Consistent with RFC 3339, ciso860 also allows a lower-case z to be used instead of a Z.

Strict RFC 3339 Parsing

ciso8601 parses ISO 8601 datetimes, which can be thought of as a superset of RFC 3339 (roughly). In cases where you might want strict RFC 3339 parsing, ciso8601 offers a parse_rfc3339 method, which behaves in a similar manner to parse_datetime:

parse_rfc3339(dt: String): datetime is a function that takes a string and either:

  • Returns a properly parsed Python datetime, if and only if the entire string conforms to RFC 3339.
  • Raises a ValueError with a description of the reason why the string doesn’t conform to RFC 3339.

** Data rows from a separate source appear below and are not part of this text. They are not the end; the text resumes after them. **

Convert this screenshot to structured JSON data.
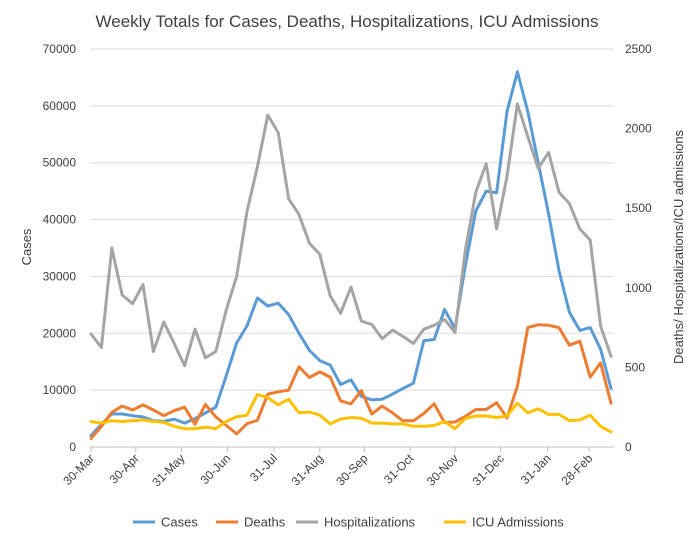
{
  "chart_data": {
    "type": "line",
    "title": "Weekly Totals for Cases, Deaths, Hospitalizations, ICU Admissions",
    "ylabel_left": "Cases",
    "ylabel_right": "Deaths/ Hospitalizations/ICU admissions",
    "ylim_left": [
      0,
      70000
    ],
    "ylim_right": [
      0,
      2500
    ],
    "y_left_ticks": [
      "0",
      "10000",
      "20000",
      "30000",
      "40000",
      "50000",
      "60000",
      "70000"
    ],
    "y_right_ticks": [
      "0",
      "500",
      "1000",
      "1500",
      "2000",
      "2500"
    ],
    "x_tick_labels": [
      {
        "index": 0,
        "label": "30-Mar"
      },
      {
        "index": 4.3,
        "label": "30-Apr"
      },
      {
        "index": 8.7,
        "label": "31-May"
      },
      {
        "index": 13.1,
        "label": "30-Jun"
      },
      {
        "index": 17.6,
        "label": "31-Jul"
      },
      {
        "index": 22,
        "label": "31-Aug"
      },
      {
        "index": 26.3,
        "label": "30-Sep"
      },
      {
        "index": 30.7,
        "label": "31-Oct"
      },
      {
        "index": 35,
        "label": "30-Nov"
      },
      {
        "index": 39.4,
        "label": "31-Dec"
      },
      {
        "index": 43.9,
        "label": "31-Jan"
      },
      {
        "index": 47.9,
        "label": "28-Feb"
      }
    ],
    "grid": true,
    "legend_position": "bottom",
    "series": [
      {
        "name": "Cases",
        "axis": "left",
        "color": "#5b9bd5",
        "values": [
          2000,
          4000,
          5800,
          5800,
          5500,
          5300,
          4600,
          4500,
          4900,
          4200,
          5000,
          6000,
          7000,
          12500,
          18300,
          21300,
          26200,
          24800,
          25300,
          23300,
          20000,
          17000,
          15200,
          14400,
          11000,
          11800,
          8900,
          8300,
          8400,
          9300,
          10300,
          11200,
          18700,
          18900,
          24200,
          20800,
          32000,
          41500,
          45000,
          44700,
          59000,
          66000,
          59000,
          50000,
          41000,
          31000,
          23700,
          20500,
          21000,
          17200,
          10300
        ]
      },
      {
        "name": "Deaths",
        "axis": "left",
        "color": "#ed7d31",
        "values": [
          1500,
          3600,
          6100,
          7200,
          6500,
          7400,
          6500,
          5500,
          6400,
          7000,
          4000,
          7500,
          5300,
          3800,
          2300,
          4100,
          4700,
          9300,
          9700,
          10000,
          14100,
          12200,
          13200,
          12300,
          8100,
          7600,
          9900,
          5800,
          7200,
          6000,
          4600,
          4600,
          5900,
          7600,
          4300,
          4400,
          5400,
          6600,
          6600,
          7800,
          5100,
          10700,
          21000,
          21500,
          21400,
          21000,
          17900,
          18600,
          12300,
          14800,
          7700
        ]
      },
      {
        "name": "Hospitalizations",
        "axis": "right",
        "color": "#a5a5a5",
        "values": [
          710,
          625,
          1250,
          955,
          900,
          1020,
          600,
          785,
          650,
          510,
          740,
          560,
          600,
          860,
          1070,
          1480,
          1760,
          2085,
          1975,
          1560,
          1460,
          1280,
          1210,
          950,
          840,
          1005,
          790,
          770,
          680,
          735,
          695,
          650,
          740,
          765,
          800,
          720,
          1240,
          1600,
          1780,
          1370,
          1700,
          2155,
          1950,
          1750,
          1850,
          1600,
          1530,
          1370,
          1300,
          760,
          570
        ]
      },
      {
        "name": "ICU Admissions",
        "axis": "right",
        "color": "#ffc000",
        "values": [
          160,
          150,
          165,
          160,
          165,
          170,
          160,
          155,
          130,
          115,
          115,
          125,
          115,
          160,
          190,
          200,
          330,
          310,
          265,
          300,
          215,
          220,
          200,
          145,
          175,
          185,
          180,
          150,
          150,
          145,
          145,
          130,
          130,
          135,
          160,
          115,
          180,
          195,
          195,
          185,
          195,
          275,
          215,
          240,
          205,
          205,
          165,
          170,
          200,
          130,
          95
        ]
      }
    ]
  }
}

Ignoring Timezone Information While Parsing

It takes more time to parse timestamps with time zone information, especially if they’re not in UTC. However, there are times when you don’t care about time zone information, and wish to produce naive datetimes instead. For example, if you are certain that your program will only parse timestamps from a single time zone, you might want to strip the time zone information and only output naive datetimes.

In these limited cases, there is a second function provided. parse_datetime_as_naive will ignore any time zone information it finds and, as a result, is faster for timestamps containing time zone information.

In [1]: import ciso8601

In [2]: ciso8601.parse_datetime_as_naive('2014-12-05T12:30:45.123456-05:30')
Out[2]: datetime.datetime(2014, 12, 5, 12, 30, 45, 123456)

NOTE: parse_datetime_as_naive is only useful in the case where your timestamps have time zone information, but you want to ignore it. This is somewhat unusual. If your timestamps don’t have time zone information (i.e. are naive), simply use parse_datetime. It is just as fast.